The terrain was nothing like what they had seen on the flights they had taken over it.

“The problem with aerial reconnaissance is that it makes everything look flat,” Hess remarked. “This wasn’t flat.”

Once they reached the river, it was raging. The high water kept Shepherd and Hess at bay.

“We couldn’t get across,” Shepherd said. “So we waited it out. The next morning, the water level had dropped at least a foot and we were able to get across and continue.”

Toward the Black Buttes, fog engulfed the pair, making it dangerous as they trekked along a snowfield. They were forced to retrace their steps and continue below the snow line.

Reaching Thunder Glacier, the two came upon parts of a crashed Naval Air Station Whidbey PV-1 Ventura. The plane went down on Aug. 29, 1943, while practicing navigating between Everett and Bellingham, killing all six crew members. The wreck was discovered in 1994 after 51 years under the glacier.

“We found machine gun ammunition, engine parts, landing gear and small shreds of aluminum parts,” Shepherd said. “Up under the mud flow, you can see there are larger pieces still under the glacier.”

After camping below the glacier, the pair followed Heliotrope Ridge for a mile, then crossed up to Bastille Ridge. While hiking the ridge, they encountered a piece of surveyor’s tape believed to be from Tucker’s expedition.

Chowder Ridge brought about an experience Hess hadn’t had in quite a while.

“I was hanging on by my fingertips,” Hess explained. “The cliff face was nothing but loose rock. It’s the first time I’ve had sweaty hands in a long time. It was real nerve-racking.”
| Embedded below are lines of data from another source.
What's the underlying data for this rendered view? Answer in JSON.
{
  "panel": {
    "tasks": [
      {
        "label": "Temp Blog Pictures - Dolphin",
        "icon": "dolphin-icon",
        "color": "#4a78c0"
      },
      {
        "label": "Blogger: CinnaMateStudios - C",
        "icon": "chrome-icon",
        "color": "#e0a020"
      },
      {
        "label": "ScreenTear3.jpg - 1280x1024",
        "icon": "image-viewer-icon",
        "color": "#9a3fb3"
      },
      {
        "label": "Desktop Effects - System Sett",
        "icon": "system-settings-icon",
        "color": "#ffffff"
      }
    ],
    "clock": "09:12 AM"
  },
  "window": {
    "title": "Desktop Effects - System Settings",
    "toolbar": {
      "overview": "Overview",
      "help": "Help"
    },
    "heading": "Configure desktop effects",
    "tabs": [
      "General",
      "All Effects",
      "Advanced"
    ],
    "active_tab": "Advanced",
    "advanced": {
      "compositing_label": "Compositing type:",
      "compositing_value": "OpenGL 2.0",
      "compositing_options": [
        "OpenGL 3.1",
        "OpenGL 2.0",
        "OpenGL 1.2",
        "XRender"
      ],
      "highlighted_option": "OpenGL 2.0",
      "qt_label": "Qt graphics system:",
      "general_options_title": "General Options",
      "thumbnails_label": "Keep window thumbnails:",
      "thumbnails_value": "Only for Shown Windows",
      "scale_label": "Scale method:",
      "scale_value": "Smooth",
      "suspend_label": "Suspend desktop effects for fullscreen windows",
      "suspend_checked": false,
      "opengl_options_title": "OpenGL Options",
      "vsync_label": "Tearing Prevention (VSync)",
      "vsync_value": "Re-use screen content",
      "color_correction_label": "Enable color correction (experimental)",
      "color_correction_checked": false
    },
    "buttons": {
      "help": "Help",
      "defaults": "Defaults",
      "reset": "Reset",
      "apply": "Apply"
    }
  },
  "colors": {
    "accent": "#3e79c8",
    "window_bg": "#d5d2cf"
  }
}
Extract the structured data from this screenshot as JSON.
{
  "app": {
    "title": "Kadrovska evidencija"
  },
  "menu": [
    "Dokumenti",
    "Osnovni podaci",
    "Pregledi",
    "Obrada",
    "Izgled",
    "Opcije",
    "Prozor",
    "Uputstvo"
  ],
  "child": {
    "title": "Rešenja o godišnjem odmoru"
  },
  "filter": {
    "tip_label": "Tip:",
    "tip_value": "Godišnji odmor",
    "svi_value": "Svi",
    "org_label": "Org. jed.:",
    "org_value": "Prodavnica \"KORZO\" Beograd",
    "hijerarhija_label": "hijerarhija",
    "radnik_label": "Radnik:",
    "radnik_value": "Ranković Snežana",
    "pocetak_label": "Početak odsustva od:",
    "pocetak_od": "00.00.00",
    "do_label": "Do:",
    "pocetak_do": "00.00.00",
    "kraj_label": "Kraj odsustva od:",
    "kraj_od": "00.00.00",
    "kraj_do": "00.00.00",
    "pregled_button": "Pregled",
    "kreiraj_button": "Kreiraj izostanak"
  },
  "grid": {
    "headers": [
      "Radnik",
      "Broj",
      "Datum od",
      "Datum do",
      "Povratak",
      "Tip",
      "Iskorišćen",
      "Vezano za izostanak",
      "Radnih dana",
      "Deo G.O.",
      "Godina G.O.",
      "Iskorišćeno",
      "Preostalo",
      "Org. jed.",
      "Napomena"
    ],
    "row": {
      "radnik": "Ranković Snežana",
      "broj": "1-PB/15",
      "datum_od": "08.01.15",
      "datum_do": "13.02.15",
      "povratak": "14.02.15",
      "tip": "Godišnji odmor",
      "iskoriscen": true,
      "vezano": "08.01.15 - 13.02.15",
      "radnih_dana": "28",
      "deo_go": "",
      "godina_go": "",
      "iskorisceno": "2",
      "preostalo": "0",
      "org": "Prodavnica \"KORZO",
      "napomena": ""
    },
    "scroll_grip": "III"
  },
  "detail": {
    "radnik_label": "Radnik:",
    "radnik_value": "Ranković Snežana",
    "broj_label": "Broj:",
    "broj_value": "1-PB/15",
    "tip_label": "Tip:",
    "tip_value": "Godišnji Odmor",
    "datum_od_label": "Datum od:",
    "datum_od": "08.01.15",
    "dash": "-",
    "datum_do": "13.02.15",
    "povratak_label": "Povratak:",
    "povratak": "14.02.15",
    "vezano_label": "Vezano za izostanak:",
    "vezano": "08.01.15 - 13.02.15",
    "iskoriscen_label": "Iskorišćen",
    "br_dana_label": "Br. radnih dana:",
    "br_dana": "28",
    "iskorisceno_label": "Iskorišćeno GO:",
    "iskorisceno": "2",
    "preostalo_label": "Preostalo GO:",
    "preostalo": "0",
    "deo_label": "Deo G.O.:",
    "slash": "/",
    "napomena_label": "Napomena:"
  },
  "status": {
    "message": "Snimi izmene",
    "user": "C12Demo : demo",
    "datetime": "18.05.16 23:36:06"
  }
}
The men glissaded down Cougar Ridge before trekking toward Bar Creek.

The fog and rained rolled in. Trying to get up cliff faces in the rain was difficult. The rock was very slick. Hess described having to climb the remnants of a once thundering waterfall now streaming with rainwater.

Then came the portion of the trek that both described as the most trying. Devil’s Club Camp lived up to its name.

From Park Creek to Devil’s Club Camp was a mere 2.3 miles. That distance took a hellish 11 hours due to the thick brush and the weather.

“That was a forced march,” Hess said.

“In a single day, the weather turned from summer to fall,” Shepherd added. “It was awful. The brush was so thick, I just remember looking for swaying plant tops (as Hess made his way through) and I knew that was where I needed to go.”

Devil’s club is a bush that can grow to about 10 feet and can be as much as 14 feet wide. But what makes this plant particularly nasty is its yellow spines. Shepherd and Hess had no option but to trek right through a forest worth of it.

“The stuff was head-high and higher and all over,” Hess said of the devil’s club. “I had to use my trekking poles to push through, push out and then I stepped through. I picked about 200 spines out of my hands. My legs were all swollen up. It was miserable.”

In the end, howeer, it was Shepherd and Hess who came out on top.

“This was one of the top-10ers in my life,” Hess admitted. “I’ve done a lot of things, but this is one I will never forget.”